Systems Engineering Seniors Take Top Awards at National Research Competitions
Posted: June 1, 2010 at 1:04 am, Last Updated: June 1, 2010 at 7:56 am
By James Grief
Three student groups from Mason’s Systems Engineering Senior Design course in the Volgenau School of Information Technology and Engineering recently won first place awards in two national research competitions.
- At the IEEE Systems and Information Engineering Design Symposium (SEIDS’10), held at the University of Virginia on April 23, students Andrew Keller-Goralczyk, Josh Finks, Omar Mathir, David Helmly and Abdulrahman Althagafi won the Best Paper Award for Data Mining Integration and Security for “Air Pollution Accountability and Compliance Tracking System (A-PACT).” For this paper, the students developed a computer model to estimate the impact of pollution from aircraft arriving and departing at an airport. The model helps to comply with federal regulatory standards.
- The same student group, sponsored by Metron Aviation and Mason’s Center for Air Transportation Systems Research, also won Best Presentation in Modeling and Simulation at the General Donald R. Keith Memorial Cadet Capstone Conference at the United States Military Academy in West Point, N.Y., on April 29.
- Also at the at the Capstone Conference, students Yashodha Bhavnani, Marcus Childress, Sahar Sadeghian and Safwat Zaman won first place in Process Modeling and Analysis for their research on “West and Rhode River Pollution Mitigation.” The team developed a computer model of the water flow for two rivers that flow into the Chesapeake Bay. The group found that planting and protecting oyster beds is one of the more cost-effective and environmentally safe ways of cleaning up the rivers.
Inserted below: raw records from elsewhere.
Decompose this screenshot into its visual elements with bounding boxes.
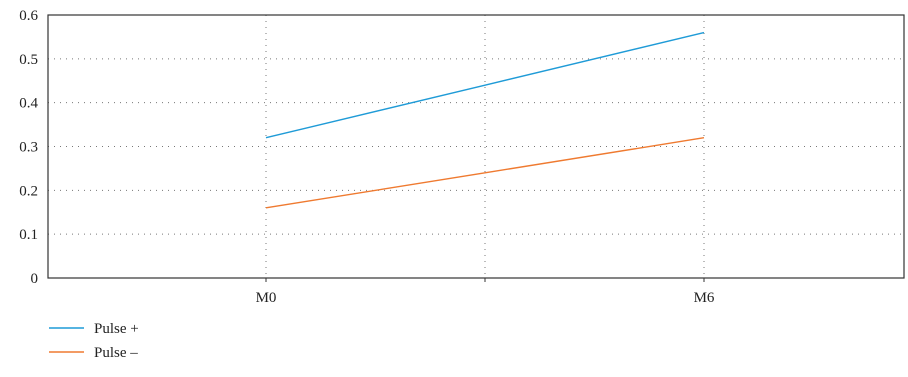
legend-label-2: Pulse – [94,345,138,361]
y-axis: 0 0.1 0.2 0.3 0.4 0.5 0.6 [19,8,38,287]
y-tick-label: 0.1 [19,227,38,243]
legend-label-1: Pulse + [94,321,139,337]
series-lines [265,31,705,209]
x-axis: M0 M6 [256,278,715,306]
y-tick-label: 0.3 [19,140,38,156]
series-line-1 [265,31,705,139]
x-tick-label: M6 [694,290,715,306]
x-tick-label: M0 [256,290,277,306]
y-tick-label: 0.4 [19,96,38,112]
grid-lines [48,15,904,278]
series-line-2 [265,137,705,209]
plot-frame [47,14,905,279]
y-tick-label: 0 [31,271,39,287]
y-tick-label: 0.2 [19,183,38,199]
y-tick-label: 0.5 [19,52,38,68]
legend: Pulse + Pulse – [49,321,139,361]
y-tick-label: 0.6 [19,8,38,24]
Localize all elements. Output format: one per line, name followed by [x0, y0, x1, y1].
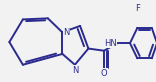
Text: N: N	[72, 66, 78, 75]
Text: N: N	[63, 28, 70, 37]
Text: O: O	[101, 69, 107, 78]
Text: F: F	[135, 4, 140, 13]
Text: HN: HN	[104, 39, 117, 48]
- Finally, Steven Lubkowski, Brian Jones, Erika Rojas-Mejia and Desiree Morris took first place in Decision Analysis at the Capstone Conference for “Trade-off Analysis of Regenerative Power Source for a Long Duration Loitering Airship (HAAERT).” The team developed a computer model of high-altitude airships that enabled sponsor Lockheed Martin and the U.S. Air Force to select the most efficient solar power supply system for airships that stay in flight for periods of a year or longer. Amongst other uses, the airships would replace expensive satellites needed for earth monitoring and communications.
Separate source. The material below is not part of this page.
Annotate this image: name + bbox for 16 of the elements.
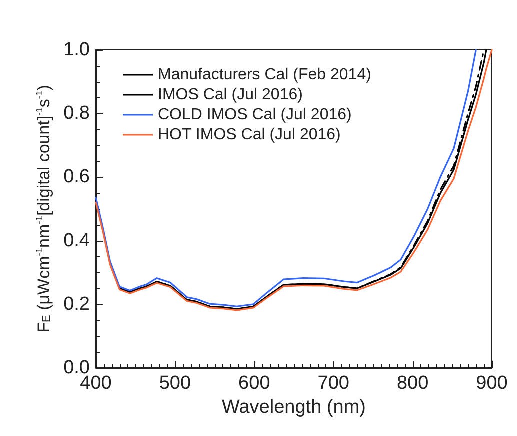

Professors George Donohue and Lance Sherry in the Department of Systems Engineering and Operations Research served as faculty advisors for the teams.
SEIDS is a student-focused international forum for applied research, development and design in systems and information engineering that features innovative research and alternative solutions to real-world problems.
The General Donald R. Keith Memorial Cadet Capstone Conference offers an opportunity for undergraduate students from several universities to present their research to an audience of fellow students, judges, clients and professors. The student groups work with industry and government clients to bring focus and authenticity to the problem-solving process.